Il capitolo quinto («Figliolanza, santità e gloria. Una lettura di Gv 17»: pp. 167-177) offre una lettura pneumatologica formale del testo giovanneo, nonostante l’assenza materiale dello Spirito nella preghiera di Gesù, recuperando la sua menzione nei precedenti discorsi di addio. Il capitolo sesto («La risurrezione dei santi e il tempo intermedio. Un’ipotesi escatologica alla luce di Ap 20,1-6»: pp. 179-231) propone una interessante ipotesi ermeneutica, secondo cui il testo apocalittico non riguarderebbe né un millenarismo terreno né il tempo della chiesa militante, ma «un tempo nuovo, “altro”, quello dell’Aldilà prima della Parusia, e la sorte distinta dei Santi in Cielo rispetto al comune destino escatologico» (p. 184).

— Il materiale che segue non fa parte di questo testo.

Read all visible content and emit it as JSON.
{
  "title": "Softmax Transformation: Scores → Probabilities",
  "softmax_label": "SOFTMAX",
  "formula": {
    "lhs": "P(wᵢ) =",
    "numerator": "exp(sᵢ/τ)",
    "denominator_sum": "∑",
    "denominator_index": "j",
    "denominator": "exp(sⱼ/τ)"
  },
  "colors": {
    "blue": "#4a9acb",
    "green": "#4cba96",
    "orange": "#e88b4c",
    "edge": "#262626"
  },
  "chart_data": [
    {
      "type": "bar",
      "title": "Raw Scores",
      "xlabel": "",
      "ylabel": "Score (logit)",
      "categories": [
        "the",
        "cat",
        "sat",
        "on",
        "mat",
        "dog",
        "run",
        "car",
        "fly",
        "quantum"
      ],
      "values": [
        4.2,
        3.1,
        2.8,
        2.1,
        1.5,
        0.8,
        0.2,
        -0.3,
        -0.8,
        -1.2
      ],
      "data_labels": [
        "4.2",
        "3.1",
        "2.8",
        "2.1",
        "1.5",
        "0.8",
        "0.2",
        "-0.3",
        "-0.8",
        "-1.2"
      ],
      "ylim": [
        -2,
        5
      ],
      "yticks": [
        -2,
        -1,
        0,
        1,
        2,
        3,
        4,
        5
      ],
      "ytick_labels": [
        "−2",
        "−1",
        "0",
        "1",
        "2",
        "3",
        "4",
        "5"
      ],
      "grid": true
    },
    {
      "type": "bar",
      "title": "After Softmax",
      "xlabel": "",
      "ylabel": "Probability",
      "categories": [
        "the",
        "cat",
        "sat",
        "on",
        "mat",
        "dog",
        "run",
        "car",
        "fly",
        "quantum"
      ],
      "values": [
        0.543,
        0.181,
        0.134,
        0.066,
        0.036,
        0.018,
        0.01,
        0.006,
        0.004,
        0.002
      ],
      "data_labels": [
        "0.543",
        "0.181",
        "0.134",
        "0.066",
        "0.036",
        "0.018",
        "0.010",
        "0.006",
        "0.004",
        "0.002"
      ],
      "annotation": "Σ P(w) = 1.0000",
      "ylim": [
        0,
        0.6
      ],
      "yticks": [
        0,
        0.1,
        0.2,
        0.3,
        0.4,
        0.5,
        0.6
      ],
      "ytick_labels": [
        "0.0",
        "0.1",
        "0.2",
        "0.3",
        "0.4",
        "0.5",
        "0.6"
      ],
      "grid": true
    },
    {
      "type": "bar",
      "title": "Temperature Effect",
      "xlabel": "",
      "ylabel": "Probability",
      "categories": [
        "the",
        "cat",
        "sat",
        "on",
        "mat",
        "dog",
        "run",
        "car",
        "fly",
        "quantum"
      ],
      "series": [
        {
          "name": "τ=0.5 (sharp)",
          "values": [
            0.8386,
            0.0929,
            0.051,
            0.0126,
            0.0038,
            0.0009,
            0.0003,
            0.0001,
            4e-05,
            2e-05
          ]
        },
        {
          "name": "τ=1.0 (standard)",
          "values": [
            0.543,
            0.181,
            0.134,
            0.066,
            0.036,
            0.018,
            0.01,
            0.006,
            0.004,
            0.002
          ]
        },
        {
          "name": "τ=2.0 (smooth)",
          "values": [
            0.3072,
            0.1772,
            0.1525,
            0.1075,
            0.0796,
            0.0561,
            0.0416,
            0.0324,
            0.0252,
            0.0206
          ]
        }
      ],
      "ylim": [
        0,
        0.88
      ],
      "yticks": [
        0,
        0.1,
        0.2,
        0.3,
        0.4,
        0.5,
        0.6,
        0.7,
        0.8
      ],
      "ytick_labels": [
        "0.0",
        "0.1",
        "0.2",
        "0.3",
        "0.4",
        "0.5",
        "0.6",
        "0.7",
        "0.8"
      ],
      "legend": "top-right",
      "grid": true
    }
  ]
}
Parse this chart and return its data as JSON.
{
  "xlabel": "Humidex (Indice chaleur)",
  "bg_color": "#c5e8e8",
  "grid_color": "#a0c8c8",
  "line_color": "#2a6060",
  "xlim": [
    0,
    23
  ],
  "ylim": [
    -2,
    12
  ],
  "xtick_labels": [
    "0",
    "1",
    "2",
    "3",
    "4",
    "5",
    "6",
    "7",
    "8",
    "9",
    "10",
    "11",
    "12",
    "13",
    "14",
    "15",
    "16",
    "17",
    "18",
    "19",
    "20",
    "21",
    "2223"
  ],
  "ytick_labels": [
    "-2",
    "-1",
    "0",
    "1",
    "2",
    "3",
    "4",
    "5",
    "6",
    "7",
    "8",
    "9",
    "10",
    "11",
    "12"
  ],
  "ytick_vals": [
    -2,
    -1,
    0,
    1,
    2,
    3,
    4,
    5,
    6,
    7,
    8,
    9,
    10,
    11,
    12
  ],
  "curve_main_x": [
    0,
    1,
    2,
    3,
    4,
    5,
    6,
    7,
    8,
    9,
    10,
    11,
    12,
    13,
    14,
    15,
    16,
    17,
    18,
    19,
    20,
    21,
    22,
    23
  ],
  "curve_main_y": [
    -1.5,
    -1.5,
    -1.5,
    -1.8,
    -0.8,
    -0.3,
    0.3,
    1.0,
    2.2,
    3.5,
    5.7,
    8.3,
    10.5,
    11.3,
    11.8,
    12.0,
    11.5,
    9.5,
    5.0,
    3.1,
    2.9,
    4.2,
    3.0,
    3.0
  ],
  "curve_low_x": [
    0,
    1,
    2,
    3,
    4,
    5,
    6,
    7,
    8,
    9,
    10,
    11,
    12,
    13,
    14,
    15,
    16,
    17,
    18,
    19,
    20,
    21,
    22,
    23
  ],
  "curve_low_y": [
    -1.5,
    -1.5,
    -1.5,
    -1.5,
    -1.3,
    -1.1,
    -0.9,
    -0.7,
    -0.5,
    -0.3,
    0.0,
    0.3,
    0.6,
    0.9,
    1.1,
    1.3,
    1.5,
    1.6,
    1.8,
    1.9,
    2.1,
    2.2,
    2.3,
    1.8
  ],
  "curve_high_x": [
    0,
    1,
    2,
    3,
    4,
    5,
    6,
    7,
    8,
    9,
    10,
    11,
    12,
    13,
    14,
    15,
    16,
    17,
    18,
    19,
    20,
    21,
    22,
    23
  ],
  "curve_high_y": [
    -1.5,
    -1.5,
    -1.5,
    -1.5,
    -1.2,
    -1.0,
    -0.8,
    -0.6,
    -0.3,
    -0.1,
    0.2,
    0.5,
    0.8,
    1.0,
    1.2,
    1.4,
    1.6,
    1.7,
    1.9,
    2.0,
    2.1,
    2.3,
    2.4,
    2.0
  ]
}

Devo dire che questa posizione corrisponde sostanzialmente con quella che avevo già personalmente sostenuto ne I ritratti originali di Gesù il Cristo (1999, vol. II, pp. 505-508). Ritengo comunque che essa rappresenti la spiegazione migliore del discusso testo giovanneo. Infine, il capitolo settimo («“Dio tutto in tutti” [1Cor 15,28]. Per una teologia ortodossa dell’apocatastasi»: pp. 233-245) puntualizza l’antico tema origeniano col precisare che alla fine dei tempi tutti, anche i dannati, riconosceranno Gesù come Signore ma non tutti lo accetteranno come Mediatore.
In conclusione occorre riconoscere che il lavoro di Rossetti, dimostrando una buona padronanza delle specifiche discussioni, rappresenta un eccellente connubio tra esegesi e teologia, come del resto l’Autore si prefigge di fare riportando in esergo alcune parole in merito di Benedetto XVI. Davvero egli offre ottimi spunti di riflessione e alcuni approfondimenti fecondi soprattutto per la teologia. E di questa operazione non si ci può che rallegrare.